Does anyone know when the calculator policy changed? All the videos I’ve been watching say that a calculator is NOT allowed, but I looked it up and it is. Is that new this year?
@Woandering I believe the force vector asked is the force from the support/axle on the bar, not the string on the bar.
@itsmyusername It changed just this year, but as I’ve said a few times in this thread, the change should not be an issue at all.
Hi guys, does someone have the answers to the 2014 Exam that was posted here earlier?
@sleepdeprived4
Iw for disk vs Iw for ring: (I/2)(2w) for disk equals Iw of ring (angular momentum is same) and then for rotational kinetic energy… 1/2(l/2)(2w)^2 = lw^2 which is greater than that of the ring 1/2Iw^2
I plugged in 1/2 and 2 just as an example but any number when multiplied equals one would work
1/2 times 2 equals 1 btw.
if kinetic energy is greater then the potential energy would be greater: thus a greater height.
A question for everyone else:
on the scoring rubric for physics it says 1 point added for correct units on all answers. If I put a random number with the correct units for everything with no work would i get this point?

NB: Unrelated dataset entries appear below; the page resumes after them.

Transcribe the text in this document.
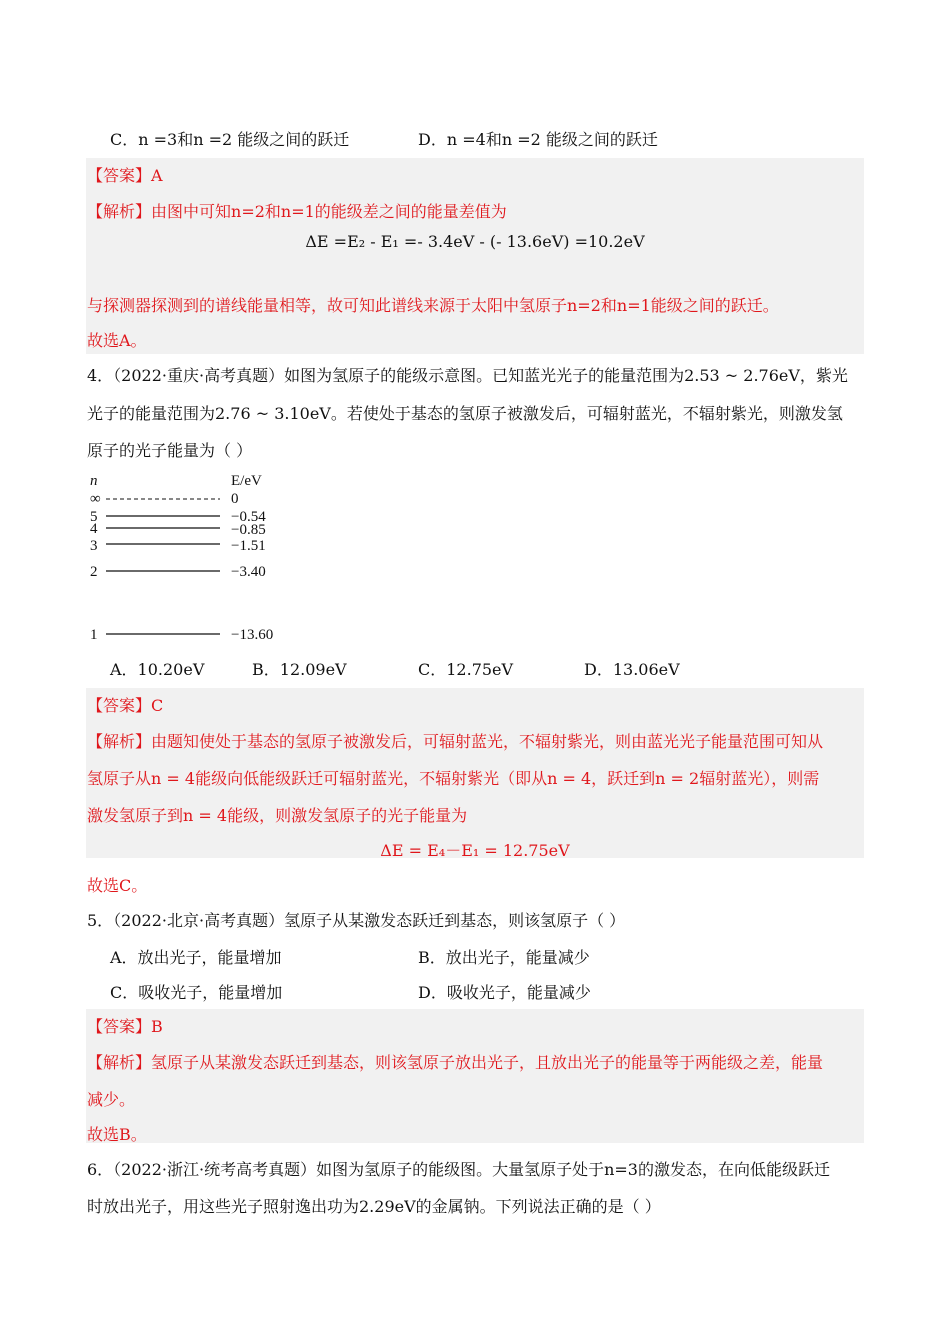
C．n =3和n =2 能级之间的跃迁	D．n =4和n =2 能级之间的跃迁
【答案】A
【解析】由图中可知n=2和n=1的能级差之间的能量差值为
ΔE =E₂ - E₁ =- 3.4eV - (- 13.6eV) =10.2eV
与探测器探测到的谱线能量相等，故可知此谱线来源于太阳中氢原子n=2和n=1能级之间的跃迁。
故选A。
4．（2022·重庆·高考真题）如图为氢原子的能级示意图。已知蓝光光子的能量范围为2.53 ~ 2.76eV，紫光
光子的能量范围为2.76 ~ 3.10eV。若使处于基态的氢原子被激发后，可辐射蓝光，不辐射紫光，则激发氢
原子的光子能量为（ ）
n	E/eV
∞	0
5	−0.54
4	−0.85
3	−1.51
2	−3.40
1	−13.60
A．10.20eV	B．12.09eV	C．12.75eV	D．13.06eV
【答案】C
【解析】由题知使处于基态的氢原子被激发后，可辐射蓝光，不辐射紫光，则由蓝光光子能量范围可知从
氢原子从n = 4能级向低能级跃迁可辐射蓝光，不辐射紫光（即从n = 4，跃迁到n = 2辐射蓝光），则需
激发氢原子到n = 4能级，则激发氢原子的光子能量为
ΔE = E₄－E₁ = 12.75eV
故选C。
5．（2022·北京·高考真题）氢原子从某激发态跃迁到基态，则该氢原子（ ）
A．放出光子，能量增加	B．放出光子，能量减少
C．吸收光子，能量增加	D．吸收光子，能量减少
【答案】B
【解析】氢原子从某激发态跃迁到基态，则该氢原子放出光子，且放出光子的能量等于两能级之差，能量
减少。
故选B。
6．（2022·浙江·统考高考真题）如图为氢原子的能级图。大量氢原子处于n=3的激发态，在向低能级跃迁
时放出光子，用这些光子照射逸出功为2.29eV的金属钠。下列说法正确的是（ ）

also, any tips from people who have previously taken the exam? I’m kinda freaking out now as I was supposed to self study but I haven’t all year. I know basic concepts but I’m scared shitless for this… any words of advice for someone like me who is trying to cram? I’m taking both Mechanics and Electricity and Magnetism tomorrow 
@punctiliouseye lol that’s a good catch! I wonder too…
And also does someone happen to have the 2014 Electricity and Magnetism exam, by chance? Sorry for so many posts, too
@Kyuutoryuu Right, but your explanation mentioned something about making the net force 0. How does that explain the question?
Does anybody know the answer to my question above about the sign of the answer for 2c on the 2014 practice and why the work-energy theorem doesn’t seem to be working. If anybody does, I would really appreciate it as I’d really like to understand what sign the force should be and where I’m going wrong if the answer key is right in its sign.
Good luck for tomorrow!
@purplepiano I saw your post and decided to look at the practice test 1 MC… Did half of them and its definitely harder D: luckily Princeton Review doesn’t make the AP exam
Are we supposed to design an experiment for the laboratory FRQ or are we answering questions about an experiment?
@Sajidur4 Look at 2012 FR 2, so that means there could possibly be one
Are we supposed to memorise all the moment of inertias for objects such a solid spheres, horizontal spheres, solid cylinders, discs and whatnot?
@Woandering You know there are two forces: tension directed up-left, and weight directed down. Adding those two vectors in that order, you will get a right triangle missing its base. Therefore, the only other force vector, from the axle, must point to the right in order to complete that right triangle and make the net force zero. (I’m adding the three forces geometrically).
@punctiliouseye Yes. The units points is literally for the correct units, even if your numerical answer is wrong.
@themusicman123 No. Problems will always give you moments of inertia. However, I have ran into situations where memorizing the moments of inertia for rod/sphere/hoop/disk saves time. Instead of having to integrate for a moment of inertia, for example, I was able to use a memorized MoI combined with Parallel Axis Theorem to solve it.
@themusicman123 , the only ones you really need to know are:
Disc: 1/2MR^2
Bar about Center: ML^2/12 (note: either memorize bar about end to be ML^2/3 or rederive it via the parallel axis theorem)
Solid Sphere: 2/5 MR^2
If it was some kind of other shape they’d give you the moment of inertia (unless it’s a collection of point masses in which case you can add up the MR^2 terms for each point mass).
@Kyuutoryuu Why do you need to make the net force zero? The question is asking for the force exerted on the point.
@themusicman123 memorize?? Why not just put all of them into your calculator
@Woandering Right, and in order to find the force exerted on the point, you must use the knowledge that all forces add to zero (net force=zero). Nothing is moving, after all. Because nothing is moving, net force=zero.
@stoopidfoose Same logic with the formula sheet they give you (which I do not touch at all). Playing Where’s Waldo, looking for your key formula, simply drains time. The more you memorize, the more you can blaze through the test.
I took the 2014 MC and got 29/35… Then I took 2008/2009 and they were much harder, got like 23/35 and 22/35 respectively. For FRQs I’m getting like half the points for each question. I guess I better aim for a 4. Anyone else in a similar situation?